Вот, привел тебе еще пару ртов на прокорм, сказал ей мистер Гастон, и она вернулась к своим делам. Сочувственной улыбки нам не досталось.
Он провел нас в переднюю часть участка, где друг против друга в два ряда выстроились камеры, все как одна пустые. Мистер Гастон снял с Розалин наручники и протянул ей полотенце, которое захватил из ванной комнаты. Она прижимала его к голове, пока он, сидя за столом, заполнял бумаги, а потом долго искал ключи от ящика для документов.

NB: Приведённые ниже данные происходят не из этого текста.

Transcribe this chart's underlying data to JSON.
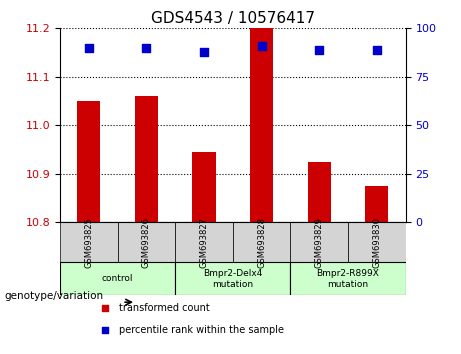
{
  "title": "GDS4543 / 10576417",
  "samples": [
    "GSM693825",
    "GSM693826",
    "GSM693827",
    "GSM693828",
    "GSM693829",
    "GSM693830"
  ],
  "transformed_counts": [
    11.05,
    11.06,
    10.945,
    11.2,
    10.925,
    10.875
  ],
  "percentile_ranks": [
    90,
    90,
    88,
    91,
    89,
    89
  ],
  "ylim_left": [
    10.8,
    11.2
  ],
  "yticks_left": [
    10.8,
    10.9,
    11.0,
    11.1,
    11.2
  ],
  "ylim_right": [
    0,
    100
  ],
  "yticks_right": [
    0,
    25,
    50,
    75,
    100
  ],
  "bar_color": "#cc0000",
  "dot_color": "#0000cc",
  "bar_width": 0.4,
  "groups": [
    {
      "label": "control",
      "samples": [
        "GSM693825",
        "GSM693826"
      ],
      "color": "#ccffcc"
    },
    {
      "label": "Bmpr2-Delx4\nmutation",
      "samples": [
        "GSM693827",
        "GSM693828"
      ],
      "color": "#ccffcc"
    },
    {
      "label": "Bmpr2-R899X\nmutation",
      "samples": [
        "GSM693829",
        "GSM693830"
      ],
      "color": "#ccffcc"
    }
  ],
  "legend_items": [
    {
      "label": "transformed count",
      "color": "#cc0000",
      "marker": "s"
    },
    {
      "label": "percentile rank within the sample",
      "color": "#0000cc",
      "marker": "s"
    }
  ],
  "genotype_label": "genotype/variation",
  "background_plot": "#ffffff",
  "tick_label_color_left": "#cc0000",
  "tick_label_color_right": "#0000cc",
  "grid_linestyle": "dotted",
  "grid_color": "#000000"
}
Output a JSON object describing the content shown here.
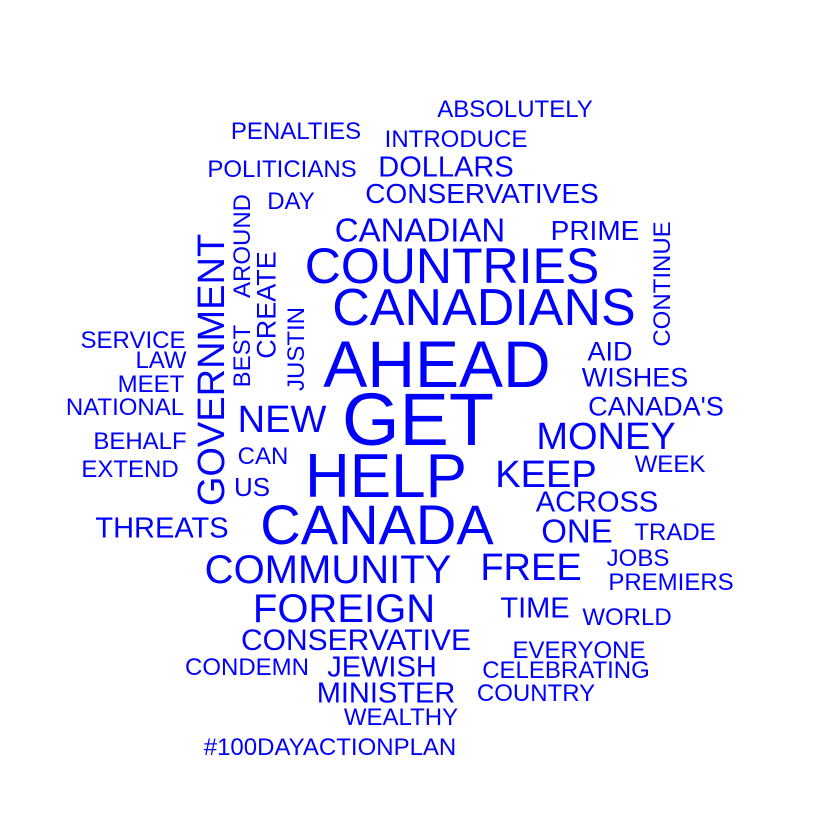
{
  "color": "#0000ff",
  "words": [
    {
      "text": "GET",
      "weight": 74
    },
    {
      "text": "AHEAD",
      "weight": 66
    },
    {
      "text": "HELP",
      "weight": 62
    },
    {
      "text": "CANADA",
      "weight": 56
    },
    {
      "text": "CANADIANS",
      "weight": 52
    },
    {
      "text": "COUNTRIES",
      "weight": 50
    },
    {
      "text": "COMMUNITY",
      "weight": 40
    },
    {
      "text": "FOREIGN",
      "weight": 40
    },
    {
      "text": "GOVERNMENT",
      "weight": 38
    },
    {
      "text": "MONEY",
      "weight": 38
    },
    {
      "text": "FREE",
      "weight": 38
    },
    {
      "text": "NEW",
      "weight": 38
    },
    {
      "text": "KEEP",
      "weight": 38
    },
    {
      "text": "CANADIAN",
      "weight": 33
    },
    {
      "text": "ONE",
      "weight": 33
    },
    {
      "text": "CONSERVATIVE",
      "weight": 30
    },
    {
      "text": "ACROSS",
      "weight": 29
    },
    {
      "text": "THREATS",
      "weight": 29
    },
    {
      "text": "TIME",
      "weight": 29
    },
    {
      "text": "MINISTER",
      "weight": 29
    },
    {
      "text": "JEWISH",
      "weight": 29
    },
    {
      "text": "DOLLARS",
      "weight": 29
    },
    {
      "text": "CONSERVATIVES",
      "weight": 28
    },
    {
      "text": "PRIME",
      "weight": 28
    },
    {
      "text": "CANADA'S",
      "weight": 27
    },
    {
      "text": "WISHES",
      "weight": 27
    },
    {
      "text": "AID",
      "weight": 27
    },
    {
      "text": "CREATE",
      "weight": 27
    },
    {
      "text": "US",
      "weight": 26
    },
    {
      "text": "EVERYONE",
      "weight": 24
    },
    {
      "text": "WORLD",
      "weight": 24
    },
    {
      "text": "TRADE",
      "weight": 24
    },
    {
      "text": "PREMIERS",
      "weight": 24
    },
    {
      "text": "CAN",
      "weight": 24
    },
    {
      "text": "ABSOLUTELY",
      "weight": 24
    },
    {
      "text": "INTRODUCE",
      "weight": 24
    },
    {
      "text": "PENALTIES",
      "weight": 24
    },
    {
      "text": "POLITICIANS",
      "weight": 24
    },
    {
      "text": "CELEBRATING",
      "weight": 24
    },
    {
      "text": "COUNTRY",
      "weight": 24
    },
    {
      "text": "CONDEMN",
      "weight": 24
    },
    {
      "text": "WEALTHY",
      "weight": 24
    },
    {
      "text": "#100DAYACTIONPLAN",
      "weight": 24
    },
    {
      "text": "JOBS",
      "weight": 24
    },
    {
      "text": "WEEK",
      "weight": 24
    },
    {
      "text": "NATIONAL",
      "weight": 24
    },
    {
      "text": "BEHALF",
      "weight": 24
    },
    {
      "text": "EXTEND",
      "weight": 24
    },
    {
      "text": "SERVICE",
      "weight": 24
    },
    {
      "text": "LAW",
      "weight": 24
    },
    {
      "text": "MEET",
      "weight": 24
    },
    {
      "text": "DAY",
      "weight": 24
    },
    {
      "text": "AROUND",
      "weight": 24
    },
    {
      "text": "BEST",
      "weight": 24
    },
    {
      "text": "JUSTIN",
      "weight": 24
    },
    {
      "text": "CONTINUE",
      "weight": 24
    }
  ]
}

В тюрьме пахло застарелым перегаром. Он завел нас в первую камеру в первом ряду, где кто-то нацарапал на скамье, прикрученной к одной из стен, слова «Дерьмовый трон». У всего происходящего был отчетливый привкус нереальности. Мы в тюрьме, думала я. Мы в тюрьме.
Когда Розалин убрала от головы полотенце, я увидела рану длиной в дюйм[11], уже начавшую опухать, высоко над бровью.
Очень болит? спросила я.
Побаливает, ответила она.
Розалин два или три раза обошла камеру по кругу, потом опустилась на скамью.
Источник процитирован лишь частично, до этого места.